Maria Hahnenkamp’s works are equally unobtrusive while also being quite assertive. She photographs models at the hairdresser’s, manicurist’s, and in other situations where female beauty is restored. On the prints sewn together with a machine hands and hair can no longer be seen - smoothed with sandpaper, only the white background and an equally white amorphous surface remain visible. The artist refers to her process as scratching away a story in order to tell a new one on the empty surfaces. She thus juxtaposes the artistic act of exposure and the receptive act of projection which, on account of not being confronted with presentations, needs to do the presenting itself. That is where the index-like and realistic quality often attributed to photography ceases to exist. An examination of forms is possible with a shapeless surface just like with a picture; when viewing a photograph, reception and reproduction coincide on both sides.

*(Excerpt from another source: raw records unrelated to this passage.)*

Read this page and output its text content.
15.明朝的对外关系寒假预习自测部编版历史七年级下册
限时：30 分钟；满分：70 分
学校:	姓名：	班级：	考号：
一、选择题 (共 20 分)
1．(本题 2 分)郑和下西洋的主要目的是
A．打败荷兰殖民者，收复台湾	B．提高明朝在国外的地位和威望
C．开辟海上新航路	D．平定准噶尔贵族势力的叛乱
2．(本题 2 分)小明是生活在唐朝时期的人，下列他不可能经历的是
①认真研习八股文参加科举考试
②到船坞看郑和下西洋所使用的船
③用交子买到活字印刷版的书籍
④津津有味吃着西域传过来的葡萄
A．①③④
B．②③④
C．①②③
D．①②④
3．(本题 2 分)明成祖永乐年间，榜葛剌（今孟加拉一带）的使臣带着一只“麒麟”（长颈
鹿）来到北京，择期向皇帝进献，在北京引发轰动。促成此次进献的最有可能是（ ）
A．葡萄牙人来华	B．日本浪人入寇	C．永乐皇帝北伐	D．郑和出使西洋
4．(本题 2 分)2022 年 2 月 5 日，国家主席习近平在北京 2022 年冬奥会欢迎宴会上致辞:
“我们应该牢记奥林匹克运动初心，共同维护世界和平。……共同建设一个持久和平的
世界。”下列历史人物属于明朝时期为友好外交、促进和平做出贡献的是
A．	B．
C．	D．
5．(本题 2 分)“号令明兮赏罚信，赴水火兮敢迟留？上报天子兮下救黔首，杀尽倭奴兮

Some authors stress that Gregor Zivic is a painter. It is a fact that he does not photograph moving subjects or objects but living pictures, constructed moments of immobility. Despite all formal differences, his works bear some resemblance to those of Maria Hahnenkamp. Where Hahnenkamp erases a story, Gregor Zivic makes it hold still for an equally strenuous moment and adds himself to it. In strangely gaudy and cool interiors of a decade long gone by, the artist identifiable as a contemporary becomes petrified, caught in a blurry gap of time which combines biographical fragments to form an irritatingly harmonious entity. We see the glass door of the artist’s family home as well as his former paintings - features of the past which, albeit subliminally, continue to be present. The pictures, therefore, are not really reconstructions of an autobiography, but rather approximations to a synthetic memory which cares even less for historical consistency than for truthful content.

Transgression is, eventually, an attack against conventional models of representation. The relations between art and life are hardly so mirror-inverted that we could postulate the antagonistic nature which would be necessary for this exercise. In the selection of artists and their works shown at this exhibition, representativity is overcome quite efficiently. Rather than presenting an overview which is bound to fail, interdisciplinary methodologies are on display whose sustainable power stems from their ambiguity.